- Genre: Comedy Police procedural Mystery Crime
- Created by: Frank Spotnitz Smita Bhide
- Starring: Russell Peters Anupam Kher William Shatner Christina Cole Mishqah Parthiephal
- Country of origin: Canada
- Original language: English
- No. of episodes: 4

Production
- Producer: Trevor Hopkins
- Production locations: Mumbai, India Cape Town, South Africa Toronto, Ontario, Canada
- Running time: 44-46 minutes
- Production company: CTV

Original release
- Network: CTV
- Release: 23 November – 14 December 2017

= The Indian Detective =

Canadian crime comedy-drama series

The Indian Detective is a Canadian crime comedy-drama series which debuted on CTV and Netflix in 2017. The show stars Russell Peters as Doug D'Mello, a police officer from Toronto who becomes embroiled in a murder investigation while visiting his father (Anupam Kher) in Mumbai during a one-month suspension for incompetence. The fourth episode ended in a cliffhanger, hinting at a possible second season; while Peters has stated at various times that a second season was in the works, none has been officially announced as of September 2019.

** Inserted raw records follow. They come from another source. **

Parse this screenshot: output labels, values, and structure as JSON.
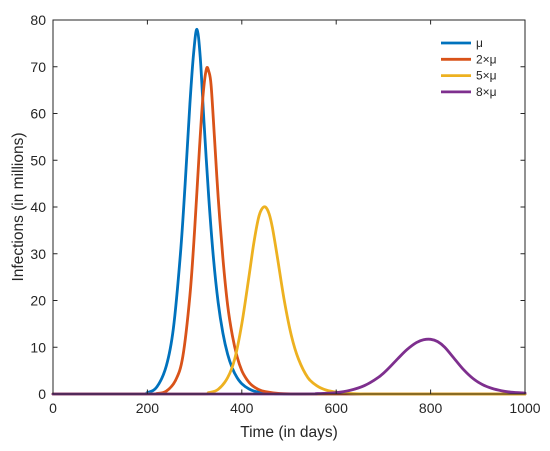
{
  "chart_data": {
    "type": "line",
    "title": "",
    "xlabel": "Time (in days)",
    "ylabel": "Infections (in millions)",
    "xlim": [
      0,
      1000
    ],
    "ylim": [
      0,
      80
    ],
    "xticks": [
      0,
      200,
      400,
      600,
      800,
      1000
    ],
    "yticks": [
      0,
      10,
      20,
      30,
      40,
      50,
      60,
      70,
      80
    ],
    "grid": false,
    "legend_position": "top-right",
    "series": [
      {
        "name": "μ",
        "color": "#0072BD",
        "x": [
          0,
          180,
          200,
          220,
          240,
          255,
          270,
          280,
          290,
          298,
          305,
          312,
          320,
          330,
          340,
          350,
          360,
          370,
          380,
          390,
          400,
          415,
          430,
          450,
          480,
          520,
          600,
          800,
          1000
        ],
        "y": [
          0,
          0,
          0.3,
          1.5,
          6,
          14,
          30,
          45,
          62,
          73,
          78,
          72,
          58,
          42,
          29,
          19.5,
          13,
          8.5,
          5.5,
          3.5,
          2.2,
          1.1,
          0.5,
          0.2,
          0.05,
          0,
          0,
          0,
          0
        ]
      },
      {
        "name": "2×μ",
        "color": "#D95319",
        "x": [
          0,
          200,
          220,
          240,
          260,
          275,
          290,
          300,
          310,
          318,
          325,
          330,
          335,
          342,
          350,
          360,
          370,
          380,
          390,
          400,
          410,
          420,
          435,
          450,
          480,
          520,
          600,
          800,
          1000
        ],
        "y": [
          0,
          0,
          0.1,
          0.6,
          3,
          8,
          21,
          35,
          52,
          64,
          69.5,
          69,
          66,
          55,
          42,
          29,
          19,
          12.5,
          8,
          5,
          3.2,
          2,
          1,
          0.5,
          0.1,
          0,
          0,
          0,
          0
        ]
      },
      {
        "name": "5×μ",
        "color": "#EDB120",
        "x": [
          0,
          300,
          330,
          350,
          370,
          385,
          400,
          415,
          425,
          435,
          442,
          450,
          458,
          465,
          475,
          490,
          505,
          520,
          540,
          560,
          580,
          600,
          630,
          660,
          700,
          800,
          1000
        ],
        "y": [
          0,
          0,
          0.3,
          1,
          3.5,
          7.5,
          15,
          25,
          32,
          37.5,
          39.5,
          40,
          38.5,
          35.5,
          29.5,
          20,
          12.5,
          7.5,
          3.5,
          1.7,
          0.8,
          0.4,
          0.1,
          0,
          0,
          0,
          0
        ]
      },
      {
        "name": "8×μ",
        "color": "#7E2F8E",
        "x": [
          0,
          500,
          560,
          600,
          630,
          660,
          690,
          710,
          730,
          750,
          770,
          785,
          800,
          815,
          830,
          850,
          870,
          890,
          910,
          930,
          950,
          970,
          1000
        ],
        "y": [
          0,
          0,
          0.1,
          0.3,
          0.8,
          1.8,
          3.6,
          5.4,
          7.5,
          9.5,
          11,
          11.6,
          11.7,
          11.2,
          10,
          7.6,
          5.2,
          3.3,
          2,
          1.2,
          0.7,
          0.4,
          0.2
        ]
      }
    ]
  }
}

As of January 2020, Peters entered a partnership with Amazon Prime with the comedic special "Russell Peters: Deported," possibly delaying season 2 of The Indian Detective even further.

==Production==

The Canadian scenes of The Indian Detective were filmed on location in Toronto, and in surrounding areas in Ontario. The Canadian border crossing scenes were filmed at Canadian Tire Motorsport Park, and some of the Indian scenes were actually filmed in Cape Town, South Africa.

At the 7th Canadian Screen Awards in 2019, the series won the Golden Screen Award as the highest-rated Canadian television program of 2018.

==Cast and characters==
- Russell Peters as Douglas "Doug" D'Mello
- Anupam Kher as Stanley D'Mello
- William Shatner as David Marlowe
- Christina Cole as Robyn "Bob" Gerner
- Mishqah Parthiephal as Priya Sehgal
- Hamza Haq as Gopal
- Deepti Jal Singh as Seema
- Nathan Dales as Agent Shamansky
- Veena Sood as Malika
- Angelo Tsarouchas as Informant in car

==Episodes==

| No. overall | No. in season | Title | Directed by | Written by | Original release date | Viewers (millions) |
| 1 | 1 | "Episode 1" | Sandy Johnson | Frank Spotnitz & Smita Bhide | November 23, 2017 | 2.12 |
A Toronto police officer gets embroiled in a murder investigation while visiting his father in Mumbai.
| 2 | 2 | "Episode 2" | Sandy Johnson | Frank Spotnitz & Smita Bhide | November 30, 2017 | 1.54 |
Priya introduces Doug to a case of a missing Canadian traveler; Doug learns the location of the missing girl.
| 3 | 3 | "Episode 3" | Sandy Johnson | Frank Spotnitz & Smita Bhide | December 7, 2017 | 1.28 |
The violent death of an innocent man at the hands of one of Gopal's henchmen allows Doug and Priya to infiltrate his inner circle.
| 4 | 4 | "Episode 4" | Sandy Johnson | Frank Spotnitz & Smita Bhide | December 14, 2017 | 1.26 |
In a desperate race against time in order to save thousands of lives, Doug and Robyn embark on a dangerous mission in the season finale.